Let's say we have user A, B, C, and so on.
Let's say again we have time interval options from every 5 minutes to every 60 minutes, a user can choose the interval as they want.
- User A wants it to fetch every 5 minutes.
- User B wants it to fetch every 18 minutes.
- User B wants it to fetch every 36 minutes.
etc.
Current approach
First I defined the social media
table like this.
- id
- userId
- twitterUsername
- interval // int, store interval in minutes
- lastRunAt
- createdAt
- updatedAt
Interval
here is to store the user preference and lastRunAt
is used to flag when's the row last run.
So, to run this I create a cron job which will run every minutes to execute the function to fetch social media data. Let say fetchSocialMedia()
.
Inside fetchSocialMedia()
, I do a select query to fetch data from social media
table, then loop it and inside loop I check the interval
+ lastRunAt
to compare it with current time. If the interval
+ lastRunAt
has exceeded the current time, so it's time for the row to fetch the social media timeline, otherwise just skip it.
fetchSocialMedia()
fetchSocialMedia() {
const socialMedias = SocialMedia.findAll();
for(let i=0; i<socialMedias.length; i++) {
const item = socialMedias[i]
// Ignore the syntax, just focus on the approach :)
const compare = (item.lastRunAt + item.interval) < time now
if (compare) {
// do fetch the timeline here
}
}
}
Add to cronjob to run every minutes.
cron.schedule('* * * * *', () => {
fetchSocialMedia()
});
If you have a chance to make it better or If you want to create it from scratch, what would you do?

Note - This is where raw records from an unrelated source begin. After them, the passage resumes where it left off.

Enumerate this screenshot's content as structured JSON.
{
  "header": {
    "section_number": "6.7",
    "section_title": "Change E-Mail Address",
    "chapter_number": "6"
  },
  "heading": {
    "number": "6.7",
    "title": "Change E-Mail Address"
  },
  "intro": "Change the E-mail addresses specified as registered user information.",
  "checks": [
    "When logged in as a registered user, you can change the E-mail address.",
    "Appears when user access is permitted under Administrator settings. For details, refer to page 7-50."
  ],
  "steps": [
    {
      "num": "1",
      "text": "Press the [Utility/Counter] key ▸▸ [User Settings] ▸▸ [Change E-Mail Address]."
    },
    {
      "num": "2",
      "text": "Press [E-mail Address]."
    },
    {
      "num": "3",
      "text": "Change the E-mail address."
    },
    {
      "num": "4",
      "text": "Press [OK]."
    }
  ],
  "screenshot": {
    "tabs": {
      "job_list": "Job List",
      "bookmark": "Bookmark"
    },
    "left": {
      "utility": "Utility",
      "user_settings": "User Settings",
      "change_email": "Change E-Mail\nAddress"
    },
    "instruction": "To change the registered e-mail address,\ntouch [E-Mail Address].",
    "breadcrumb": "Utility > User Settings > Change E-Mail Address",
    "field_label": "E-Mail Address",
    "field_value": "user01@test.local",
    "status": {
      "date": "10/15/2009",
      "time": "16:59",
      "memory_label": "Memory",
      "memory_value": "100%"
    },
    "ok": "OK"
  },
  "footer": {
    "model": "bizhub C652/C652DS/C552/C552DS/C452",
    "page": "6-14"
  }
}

My concern is about the performance of this system, especially if we have thousands or more of social media data in the table.
1 Answer 1
First (this wasn't part of your question but is really important to get a clear understanding) think about naming.
social media
is a misnomer, this is actually a kind of schedule or repeating task table. Choose an appropriate name.Use the database's services properly. Instead of reading all entries and testing each whether it should be run again, use a where clause to select only those that should be run now. This would be simplified if you don't store
lastRunAt
butnextTimeToRun
.You might want to run a daemon process instead of triggering processing every minute. The daemon can select the minimum
nextTimeToRun
after running tasks, and use that to sleep appropriately before processing the next entry. If you have many entries, though, this probably would lead to increased activity, so you might want it to sleep for at least 30 seconds or so to ensure it does not run too often.This should actually be the very first point but I mention it last so it sticks: Concern yourself with performance when and only when you have performance issues. Then start with measuring, analyzing measurements, comparing various alternative approaches before settling for a solution. Premature optimization rarely works well.